PMTU Discovery Security Concerns
Tim Sedlmeyer
tim at sedlmeyer.org
Sun Apr 15 19:51:49 CEST 2018
On Sun, Apr 15, 2018 at 12:13 PM, Jason A. Donenfeld <Jason at zx2c4.com> wrote:
> On Sun, Apr 15, 2018 at 6:06 PM, Tim Sedlmeyer <tim at sedlmeyer.org> wrote:
>> PMTUD on the Internet is often broken and increasingly becoming more
>> broken, so in my opinion introducing any level of potential security
>> concern to support it would be unwise.
>
> I was wondering if there's actually an appropriate use case for PMTUD
> within networks that are well behaved. For example, within various
> intranets, or between physical sites within a campus. Perhaps these
> aren't relevant, since they're centrally managed anyway, and so we
> should just give up with PMTUD all together?
>
If you are in the network operations side of a intranet/campus network,
getting wireguard going probably isn't your first time wrangling with MTU.
>> If MTU issues are regularly presenting a significant issue to
>> successful deployment of wireguard than in the short term I would
>> suggest doing what many ipsec implementations do, give up some
>> performance in order to increase the likelihood of successful
>> transmission by assigning a default MTU significantly small enough to
>> avoid issues in the vast majority of circumstances. For instance by
>> default the OS X ipsec vpn implementation assigns an MTU of 1280, the
>> minimum IPv6 datagram size, to the tunnel by default. Cisco assigns an
>> MTU of 1300 by default.
>
> Not a bad idea for end user clients. Ugly, but maybe nobody would be
> too perturbed. wg-quick(8) has an MTU= parameter, after all, which
> could be set to 1280.
>
>> In the long term some form of packetization layer path mtu discovery
>> probably should be added to the wireguard protocol itself. Perhaps by
>> padding the first message of the handshake to utilize it as a mtu
>> discovery probe.
>
> I was thinking about implementing something like this on top of
> WireGuard -- a basic ping probe tool that walks through each peer and
> tries to ping one of its allowed IPs within the tunnel. Maybe this
> would take care of most peoples' use cases.

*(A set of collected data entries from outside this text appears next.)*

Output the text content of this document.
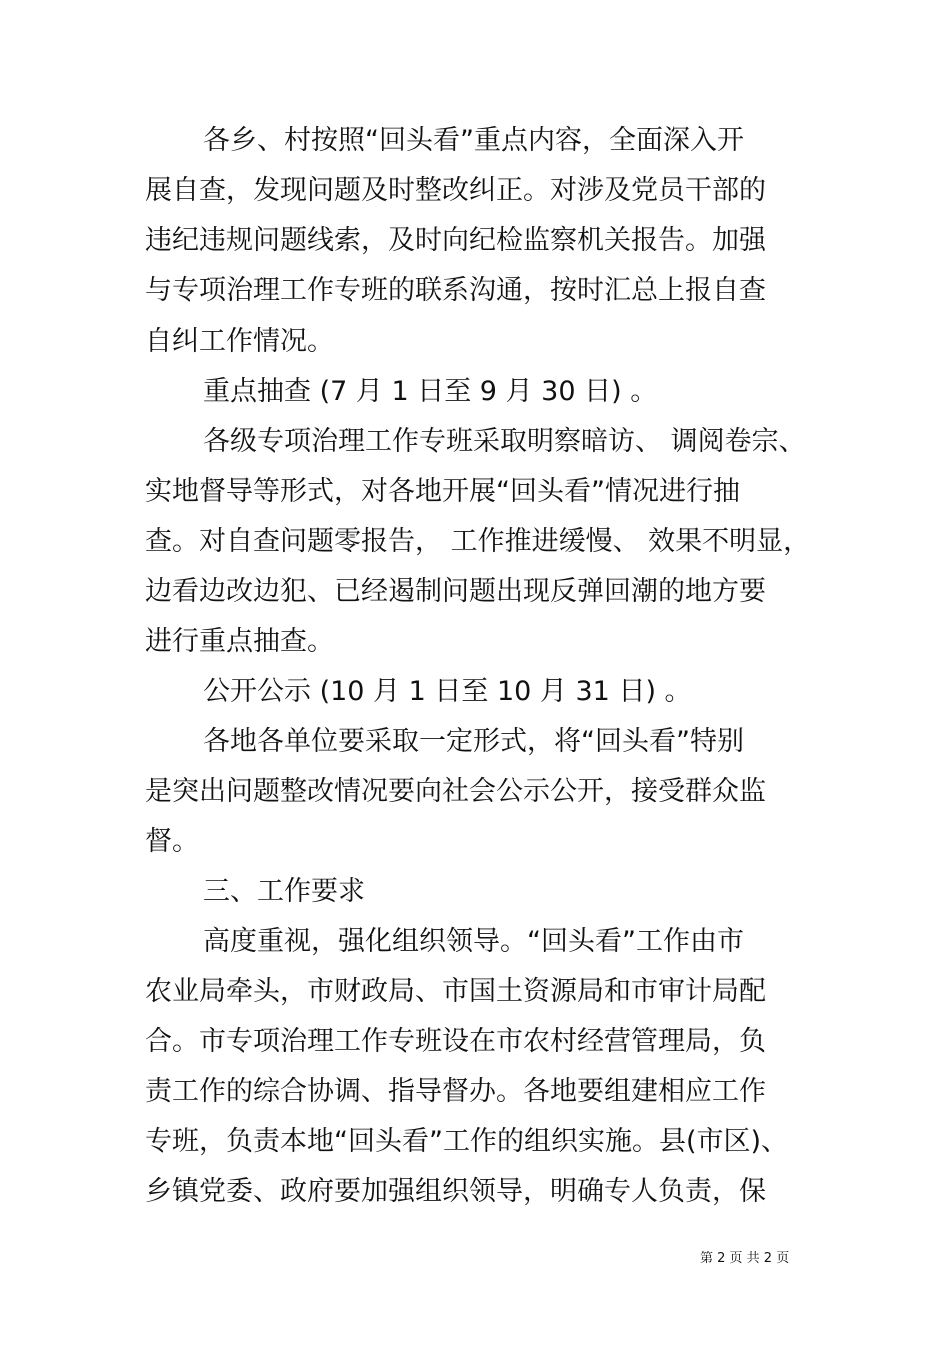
各乡、村按照“回头看”重点内容，全面深入开
展自查，发现问题及时整改纠正。对涉及党员干部的
违纪违规问题线索，及时向纪检监察机关报告。加强
与专项治理工作专班的联系沟通，按时汇总上报自查
自纠工作情况。
重点抽查 (7 月 1 日至 9 月 30 日) 。
各级专项治理工作专班采取明察暗访、 调阅卷宗、
实地督导等形式，对各地开展“回头看”情况进行抽
查。对自查问题零报告， 工作推进缓慢、 效果不明显，
边看边改边犯、已经遏制问题出现反弹回潮的地方要
进行重点抽查。
公开公示 (10 月 1 日至 10 月 31 日) 。
各地各单位要采取一定形式，将“回头看”特别
是突出问题整改情况要向社会公示公开，接受群众监
督。
三、工作要求
高度重视，强化组织领导。“回头看”工作由市
农业局牵头，市财政局、市国土资源局和市审计局配
合。市专项治理工作专班设在市农村经营管理局，负
责工作的综合协调、指导督办。各地要组建相应工作
专班，负责本地“回头看”工作的组织实施。县(市区)、
乡镇党委、政府要加强组织领导，明确专人负责，保
第 2 页 共 2 页
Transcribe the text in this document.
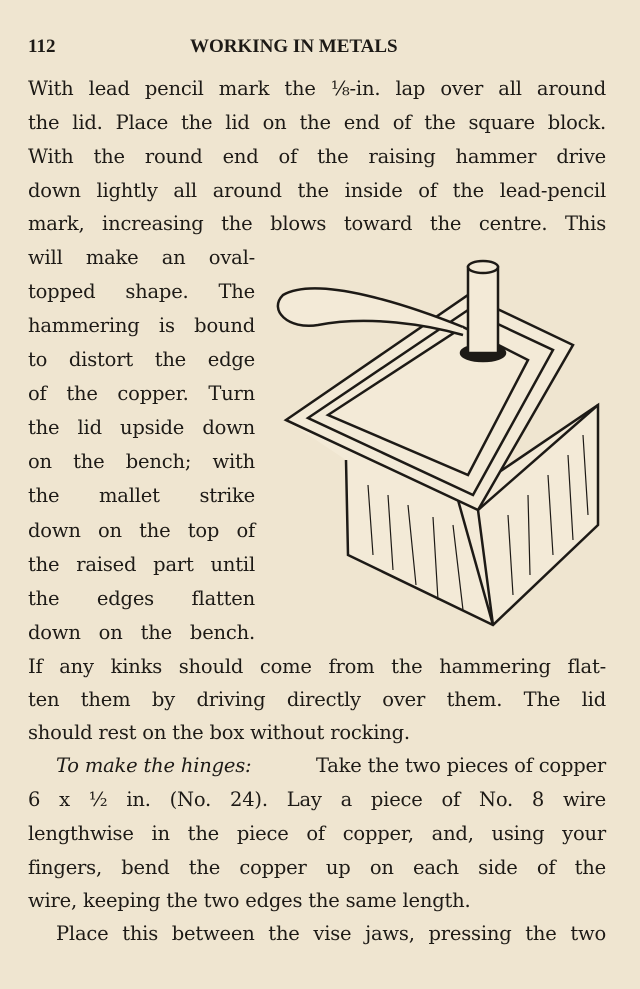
112	WORKING IN METALS
With lead pencil mark the ⅛-in. lap over all around
the lid. Place the lid on the end of the square block.
With the round end of the raising hammer drive
down lightly all around the inside of the lead-pencil
mark, increasing the blows toward the centre. This
will make an oval-
topped shape. The
hammering is bound
to distort the edge
of the copper. Turn
the lid upside down
on the bench; with
the mallet strike
down on the top of
the raised part until
the edges flatten
down on the bench.
If any kinks should come from the hammering flat-
ten them by driving directly over them. The lid
should rest on the box without rocking.
To make the hinges:	Take the two pieces of copper
6 x ½ in. (No. 24). Lay a piece of No. 8 wire
lengthwise in the piece of copper, and, using your
fingers, bend the copper up on each side of the
wire, keeping the two edges the same length.
Place this between the vise jaws, pressing the two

It is explicit, however,
> rather than the nice on-demand automatic aspect of traditional PMTUD.
Not sure how well a ping probe would work.
- Which allowed-ip do you use?
- If the allowed-ip is a network, which ip within it do you choose to ping?
- If you are connected to a single peer with an allowed-ip of 0.0.0.0/0 what
ip do you ping?
The allowed-ip isn't guaranteed to be on the same device as the peer so,
in the end you aren't measuring the mtu over the connection between peers
but the complete path to that allowed-ip which could involve more devices and
connections with smaller MTUs than between the peers themselves.
See RFC4821, RFC8085 and
https://tools.ietf.org/html/draft-ietf-tsvwg-datagram-plpmtud-01
for more info about PLMTUD.
https://datatracker.ietf.org/meeting/101/materials/slides-101-ipsecme-packetization-layer-path-mtu-discovery-01
has a quick overview of where IPsec stands with implementing it.
>
> But anyway, all of this falls into the category of, "let's just not do
> PTMUD." I'm still not convinced it's impossible to do securely, mostly
> because I haven't heard anybody explicitly say, "we thought about this
> for 25 years and it can't be done."